Key Lessons from this Case Include:
- Differentiate Verifiable and Non-Verifiable Requests: Businesses must have distinct and statutorily compliant processes for handling different types of CCPA requests, and must avoid applying verification requirements to Opt-Out Requests.
- Recognize Authorized Agents: The rights afforded to consumers extend to their authorized agents, and businesses must ensure their processes accommodate these agents without imposing unlawful requirements, like direct consumer confirmation, for non-verifiable requests.
- Evaluate Symmetry of Choice: When offering consumers choices regarding their personal information, especially in the context of cookie consent, the options presented should be equally accessible and require a similar level of effort.
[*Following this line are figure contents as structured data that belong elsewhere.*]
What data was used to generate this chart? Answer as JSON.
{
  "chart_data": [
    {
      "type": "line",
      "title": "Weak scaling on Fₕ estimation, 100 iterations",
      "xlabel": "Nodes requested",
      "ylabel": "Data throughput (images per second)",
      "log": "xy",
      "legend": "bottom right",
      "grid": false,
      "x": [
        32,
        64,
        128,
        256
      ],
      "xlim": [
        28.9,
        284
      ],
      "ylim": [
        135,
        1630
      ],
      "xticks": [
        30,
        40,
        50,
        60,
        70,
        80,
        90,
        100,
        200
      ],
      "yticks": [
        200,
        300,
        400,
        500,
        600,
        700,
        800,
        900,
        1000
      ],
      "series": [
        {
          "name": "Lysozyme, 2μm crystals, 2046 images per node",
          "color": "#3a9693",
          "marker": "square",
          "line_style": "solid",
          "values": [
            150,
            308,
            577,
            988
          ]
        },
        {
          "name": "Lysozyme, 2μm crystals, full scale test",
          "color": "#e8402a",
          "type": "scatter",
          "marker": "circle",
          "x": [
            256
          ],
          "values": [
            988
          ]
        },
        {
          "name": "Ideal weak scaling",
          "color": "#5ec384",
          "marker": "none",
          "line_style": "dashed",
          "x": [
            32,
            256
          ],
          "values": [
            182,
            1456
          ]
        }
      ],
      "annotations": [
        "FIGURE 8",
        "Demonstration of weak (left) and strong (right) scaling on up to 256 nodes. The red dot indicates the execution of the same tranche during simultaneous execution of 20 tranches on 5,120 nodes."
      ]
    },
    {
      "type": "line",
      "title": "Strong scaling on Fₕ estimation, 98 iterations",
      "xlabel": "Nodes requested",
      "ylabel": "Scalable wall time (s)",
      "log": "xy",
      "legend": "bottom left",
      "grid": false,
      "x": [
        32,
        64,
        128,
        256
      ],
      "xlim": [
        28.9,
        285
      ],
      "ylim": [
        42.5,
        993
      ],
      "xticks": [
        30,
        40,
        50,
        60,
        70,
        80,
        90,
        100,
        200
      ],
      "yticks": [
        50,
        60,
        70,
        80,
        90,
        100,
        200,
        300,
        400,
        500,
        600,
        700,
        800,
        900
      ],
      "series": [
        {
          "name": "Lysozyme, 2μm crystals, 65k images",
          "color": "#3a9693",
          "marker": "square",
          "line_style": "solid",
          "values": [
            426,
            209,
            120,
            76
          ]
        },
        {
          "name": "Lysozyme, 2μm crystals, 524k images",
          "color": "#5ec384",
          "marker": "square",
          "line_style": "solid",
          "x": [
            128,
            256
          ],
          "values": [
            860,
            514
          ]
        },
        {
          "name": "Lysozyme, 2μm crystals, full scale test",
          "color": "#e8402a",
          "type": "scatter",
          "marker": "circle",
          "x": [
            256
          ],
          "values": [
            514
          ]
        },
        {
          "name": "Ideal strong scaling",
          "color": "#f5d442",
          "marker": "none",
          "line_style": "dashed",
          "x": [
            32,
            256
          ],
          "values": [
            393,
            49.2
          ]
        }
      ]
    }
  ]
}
If relying on a CMP to facilitate opt-outs, businesses should evaluate appropriate language and configurations to ensure consumers can opt-in and opt-out with equal effort.
- Implement Robust Vendor Contracts: Businesses that share personal information with third parties, particularly ad tech vendors, must have legally sound contracts in place that adhere to the CCPA’s requirements. It remains to be seen, however, how prescriptive the CPPA will be in interpreting and enforcing this requirement as it relates to data sharing with numerous downstream parties, for cross-contextual behavioral advertising.